Vor nicht all zu langer Zeit gab es in Smartphones nur die „normalen“ Displays. Die meisten waren gut, aber nicht überragend hinsichtlich der Farbbrillianz. Das hat sich jedoch mit der Einführung der AMOLED-Touchscreens geändert. Sie bieten gestochen scharfe Bilder und konstrastreiche Farben. Die einzigen, die diese Display-Art produzieren, ist der Elektronikkonzern Samsung. Dieser vermeldete vor ein paar Tagen, die Produktion der AMOLED-Touchscreens würde nun endgültig rentabel sein. Grund dafür ist natürlich die steigende Anfrage nach Smartphones.
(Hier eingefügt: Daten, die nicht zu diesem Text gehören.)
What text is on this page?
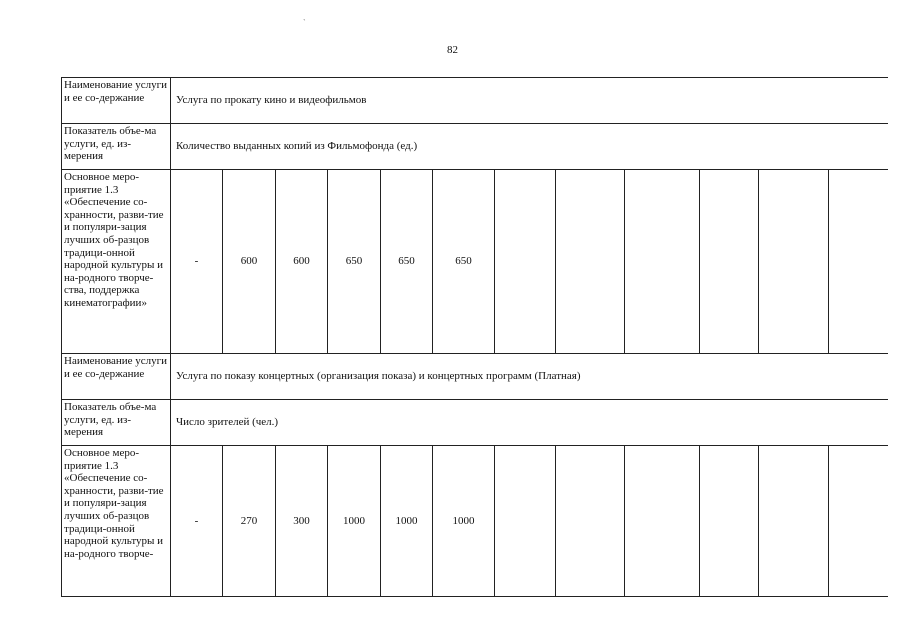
`
82
Наименование услуги и ее со-держание	Услуга по прокату кино и видеофильмов											
Показатель объе-ма услуги, ед. из-мерения	Количество выданных копий из Фильмофонда (ед.)											
Основное меро-приятие 1.3 «Обеспечение со-хранности, разви-тие и популяри-зация лучших об-разцов традици-онной народной культуры и на-родного творче-ства, поддержка кинематографии»	-	600	600	650	650	650						
Наименование услуги и ее со-держание	Услуга по показу концертных (организация показа) и концертных программ (Платная)											
Показатель объе-ма услуги, ед. из-мерения	Число зрителей (чел.)											
Основное меро-приятие 1.3 «Обеспечение со-хранности, разви-тие и популяри-зация лучших об-разцов традици-онной народной культуры и на-родного творче-	-	270	300	1000	1000	1000						
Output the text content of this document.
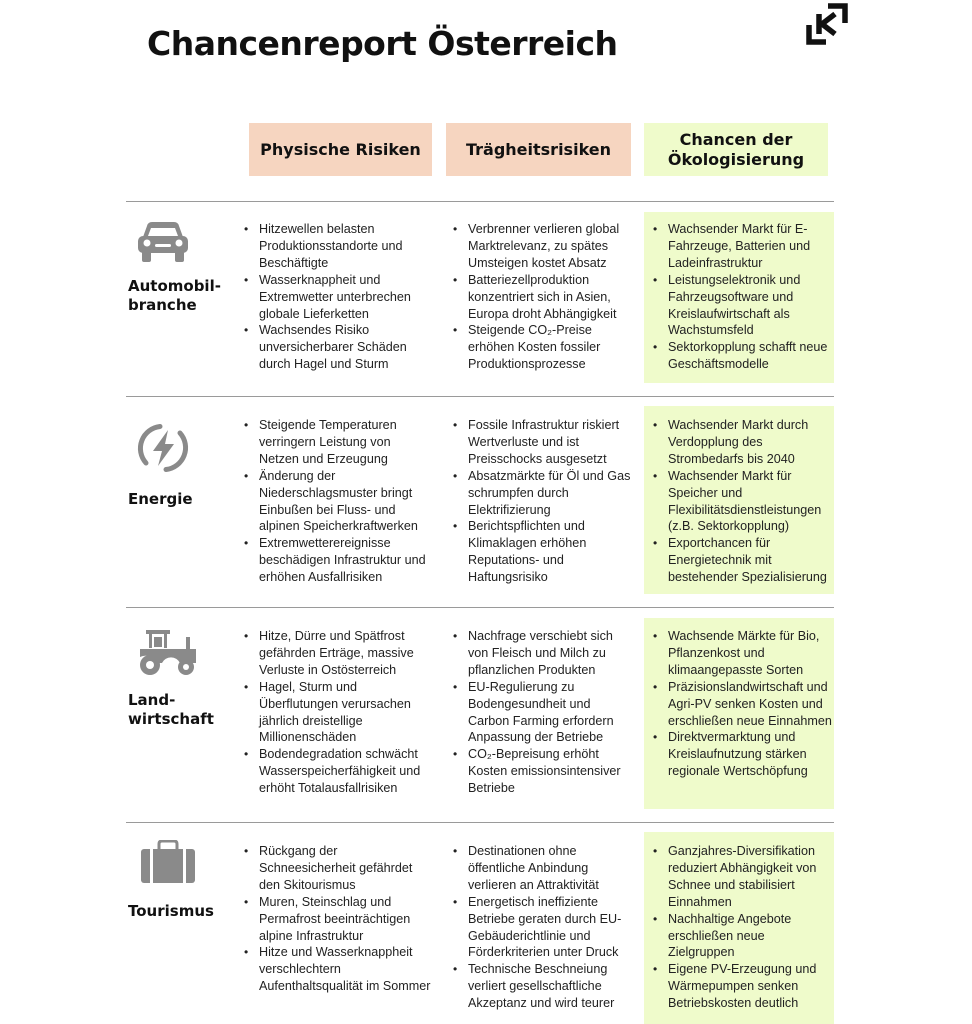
Chancenreport Österreich
Physische Risiken	Trägheitsrisiken
Chancen der Ökologisierung
Automobil-
branche
• Hitzewellen belasten Produktionsstandorte und Beschäftigte
• Wasserknappheit und Extremwetter unterbrechen globale Lieferketten
• Wachsendes Risiko unversicherbarer Schäden durch Hagel und Sturm
• Verbrenner verlieren global Marktrelevanz, zu spätes Umsteigen kostet Absatz
• Batteriezellproduktion konzentriert sich in Asien, Europa droht Abhängigkeit
• Steigende CO₂-Preise erhöhen Kosten fossiler Produktionsprozesse
• Wachsender Markt für E-Fahrzeuge, Batterien und Ladeinfrastruktur
• Leistungselektronik und Fahrzeugsoftware und Kreislaufwirtschaft als Wachstumsfeld
• Sektorkopplung schafft neue Geschäftsmodelle
Energie
• Steigende Temperaturen verringern Leistung von Netzen und Erzeugung
• Änderung der Niederschlagsmuster bringt Einbußen bei Fluss- und alpinen Speicherkraftwerken
• Extremwetterereignisse beschädigen Infrastruktur und erhöhen Ausfallrisiken
• Fossile Infrastruktur riskiert Wertverluste und ist Preisschocks ausgesetzt
• Absatzmärkte für Öl und Gas schrumpfen durch Elektrifizierung
• Berichtspflichten und Klimaklagen erhöhen Reputations- und Haftungsrisiko
• Wachsender Markt durch Verdopplung des Strombedarfs bis 2040
• Wachsender Markt für Speicher und Flexibilitätsdienstleistungen (z.B. Sektorkopplung)
• Exportchancen für Energietechnik mit bestehender Spezialisierung
Land-
wirtschaft
• Hitze, Dürre und Spätfrost gefährden Erträge, massive Verluste in Ostösterreich
• Hagel, Sturm und Überflutungen verursachen jährlich dreistellige Millionenschäden
• Bodendegradation schwächt Wasserspeicherfähigkeit und erhöht Totalausfallrisiken
• Nachfrage verschiebt sich von Fleisch und Milch zu pflanzlichen Produkten
• EU-Regulierung zu Bodengesundheit und Carbon Farming erfordern Anpassung der Betriebe
• CO₂-Bepreisung erhöht Kosten emissionsintensiver Betriebe
• Wachsende Märkte für Bio, Pflanzenkost und klimaangepasste Sorten
• Präzisionslandwirtschaft und Agri-PV senken Kosten und erschließen neue Einnahmen
• Direktvermarktung und Kreislaufnutzung stärken regionale Wertschöpfung
Tourismus
• Rückgang der Schneesicherheit gefährdet den Skitourismus
• Muren, Steinschlag und Permafrost beeinträchtigen alpine Infrastruktur
• Hitze und Wasserknappheit verschlechtern Aufenthaltsqualität im Sommer
• Destinationen ohne öffentliche Anbindung verlieren an Attraktivität
• Energetisch ineffiziente Betriebe geraten durch EU-Gebäuderichtlinie und Förderkriterien unter Druck
• Technische Beschneiung verliert gesellschaftliche Akzeptanz und wird teurer
• Ganzjahres-Diversifikation reduziert Abhängigkeit von Schnee und stabilisiert Einnahmen
• Nachhaltige Angebote erschließen neue Zielgruppen
• Eigene PV-Erzeugung und Wärmepumpen senken Betriebskosten deutlich
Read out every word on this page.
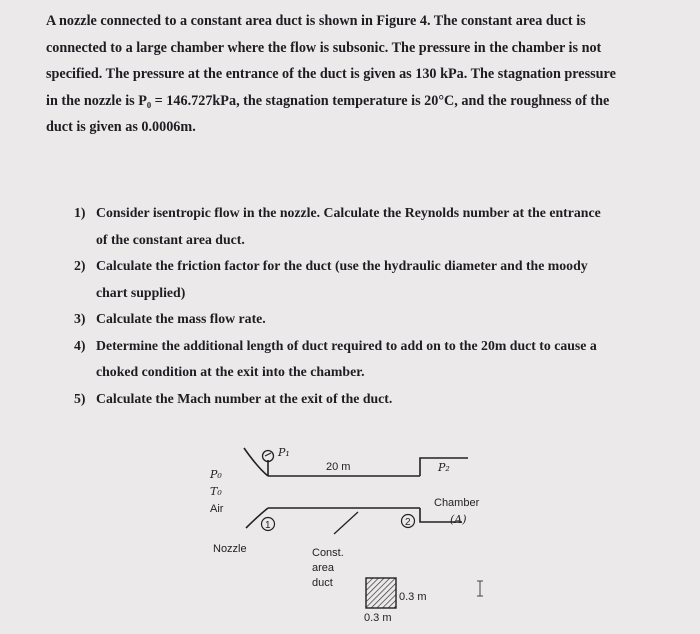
A nozzle connected to a constant area duct is shown in Figure 4. The constant area duct is
connected to a large chamber where the flow is subsonic. The pressure in the chamber is not
specified. The pressure at the entrance of the duct is given as 130 kPa. The stagnation pressure
in the nozzle is P₀ = 146.727kPa, the stagnation temperature is 20°C, and the roughness of the
duct is given as 0.0006m.
1) Consider isentropic flow in the nozzle. Calculate the Reynolds number at the entrance
of the constant area duct.
2) Calculate the friction factor for the duct (use the hydraulic diameter and the moody
chart supplied)
3) Calculate the mass flow rate.
4) Determine the additional length of duct required to add on to the 20m duct to cause a
choked condition at the exit into the chamber.
5) Calculate the Mach number at the exit of the duct.
P₀
T₀
Air
P₁
20 m	P₂
Chamber
(A)
1	2
Nozzle	Const.
area
duct
0.3 m
0.3 m
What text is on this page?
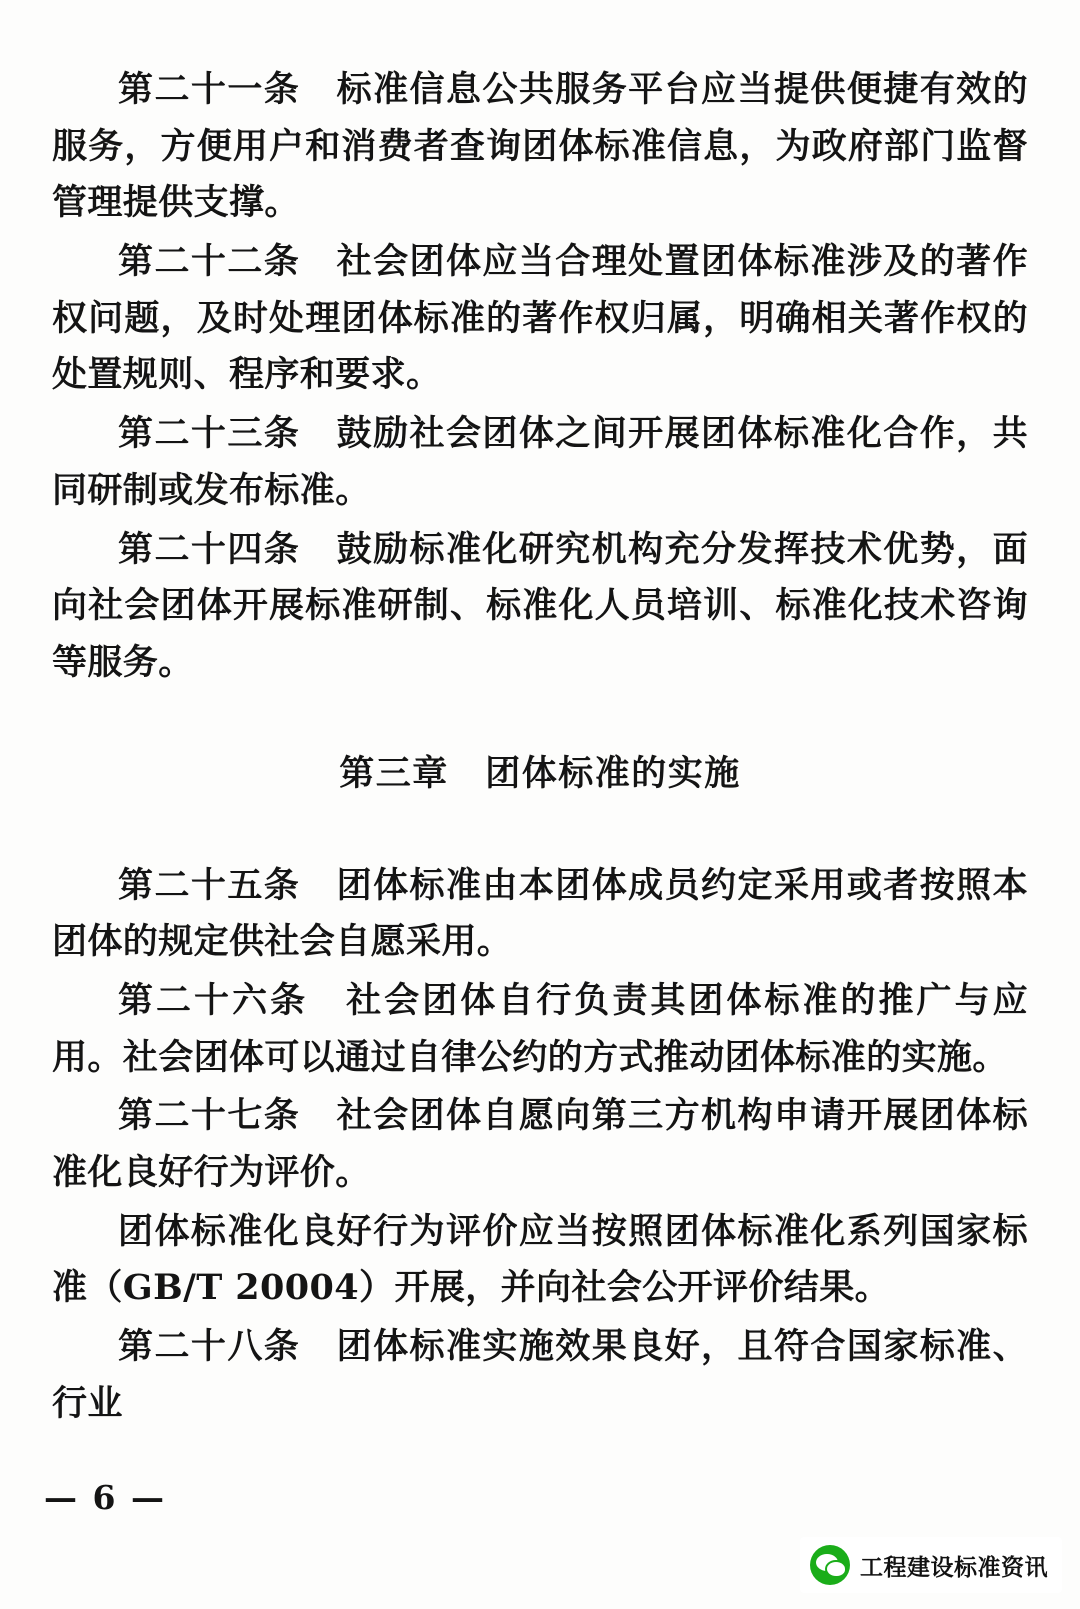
第二十一条　标准信息公共服务平台应当提供便捷有效的服务，方便用户和消费者查询团体标准信息，为政府部门监督管理提供支撑。

第二十二条　社会团体应当合理处置团体标准涉及的著作权问题，及时处理团体标准的著作权归属，明确相关著作权的处置规则、程序和要求。

第二十三条　鼓励社会团体之间开展团体标准化合作，共同研制或发布标准。

第二十四条　鼓励标准化研究机构充分发挥技术优势，面向社会团体开展标准研制、标准化人员培训、标准化技术咨询等服务。

第三章　团体标准的实施

第二十五条　团体标准由本团体成员约定采用或者按照本团体的规定供社会自愿采用。

第二十六条　社会团体自行负责其团体标准的推广与应用。社会团体可以通过自律公约的方式推动团体标准的实施。

第二十七条　社会团体自愿向第三方机构申请开展团体标准化良好行为评价。

团体标准化良好行为评价应当按照团体标准化系列国家标准（GB/T 20004）开展，并向社会公开评价结果。

第二十八条　团体标准实施效果良好，且符合国家标准、行业

— 6 —
工程建设标准资讯
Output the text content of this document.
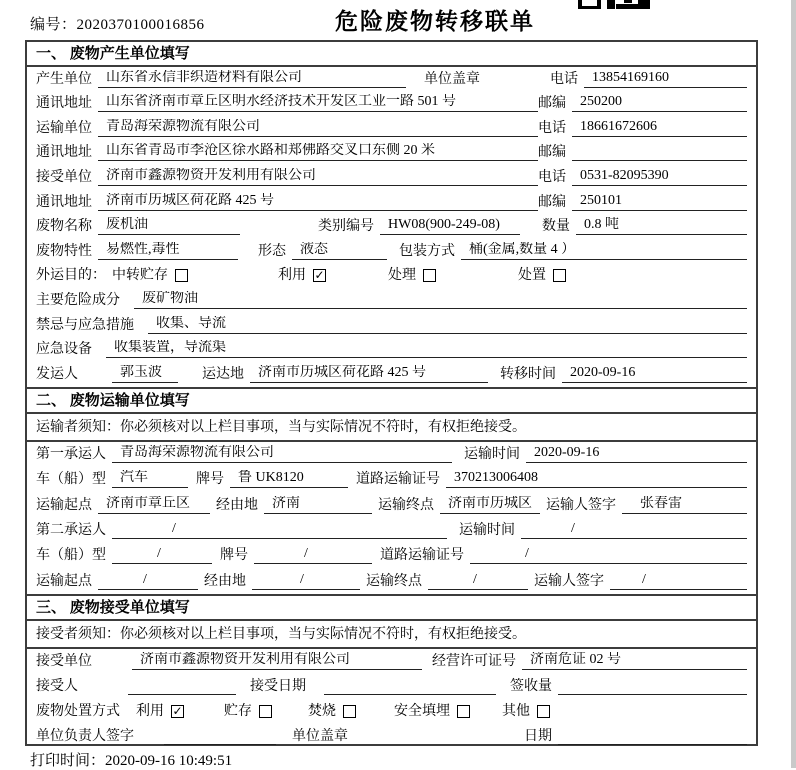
编号：2020370100016856	危险废物转移联单
一、 废物产生单位填写
产生单位	山东省永信非织造材料有限公司	单位盖章	电话	13854169160
通讯地址	山东省济南市章丘区明水经济技术开发区工业一路 501 号	邮编	250200
运输单位	青岛海荣源物流有限公司	电话	18661672606
通讯地址	山东省青岛市李沧区徐水路和郑佛路交叉口东侧 20 米	邮编
接受单位	济南市鑫源物资开发利用有限公司	电话	0531-82095390
通讯地址	济南市历城区荷花路 425 号	邮编	250101
废物名称	废机油	类别编号	HW08(900-249-08)	数量	0.8 吨
废物特性	易燃性,毒性	形态	液态	包装方式	桶(金属,数量 4 ）
外运目的： 中转贮存	利用 ✓	处理	处置
主要危险成分	废矿物油
禁忌与应急措施	收集、导流
应急设备	收集装置，导流渠
发运人	郭玉波	运达地	济南市历城区荷花路 425 号	转移时间	2020-09-16
二、 废物运输单位填写
运输者须知：你必须核对以上栏目事项，当与实际情况不符时，有权拒绝接受。
第一承运人	青岛海荣源物流有限公司	运输时间	2020-09-16
车（船）型	汽车	牌号	鲁 UK8120	道路运输证号	370213006408
运输起点	济南市章丘区	经由地	济南	运输终点	济南市历城区	运输人签字	张春雷
第二承运人	/	运输时间	/
车（船）型	/	牌号	/	道路运输证号	/
运输起点	/	经由地	/	运输终点	/	运输人签字	/
三、 废物接受单位填写
接受者须知：你必须核对以上栏目事项，当与实际情况不符时，有权拒绝接受。
接受单位	济南市鑫源物资开发利用有限公司	经营许可证号	济南危证 02 号
接受人	接受日期	签收量
废物处置方式 利用 ✓	贮存	焚烧	安全填埋	其他
单位负责人签字	单位盖章	日期
打印时间：2020-09-16 10:49:51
Laut Lee Woo-Jong, seines Zeichens Vize-Präsident für Marketing bei Samsung Mobile Display, wäre sein Unternehmen zum jetztigen Zeitpunkt bei der Produktion der Touchscreens in den gewinnbringenden, schwarzen Zahlen angekommen. Doch auch Marktforschungsexperten sagen, die Smartphone-Nachfrage würde dieses Jahr um 50% steigen. Gerade aus diesem Grund wird Samsung die Produktion der Touchscreens noch mehr ankurbeln müssen. Doch eben das könnte ein Problem darstellen, da das Unternehmen schon jetzt in Verzug ist. Laut Samsung haben diese ihre AMOLED-Produktion weiter ausgebaut. So sei in Produktionsanlagen 2,15 Milliarden Dollar investiert worden, der Absatz soll bis 2015 um das 30-fache gesteigert werden. Wenn man das so liest, kommen rosige Zeiten auf den Hersteller zu. Gerade weil Samsung eine Monopolstellung in Sachen AMOLED-Touchscreens hat.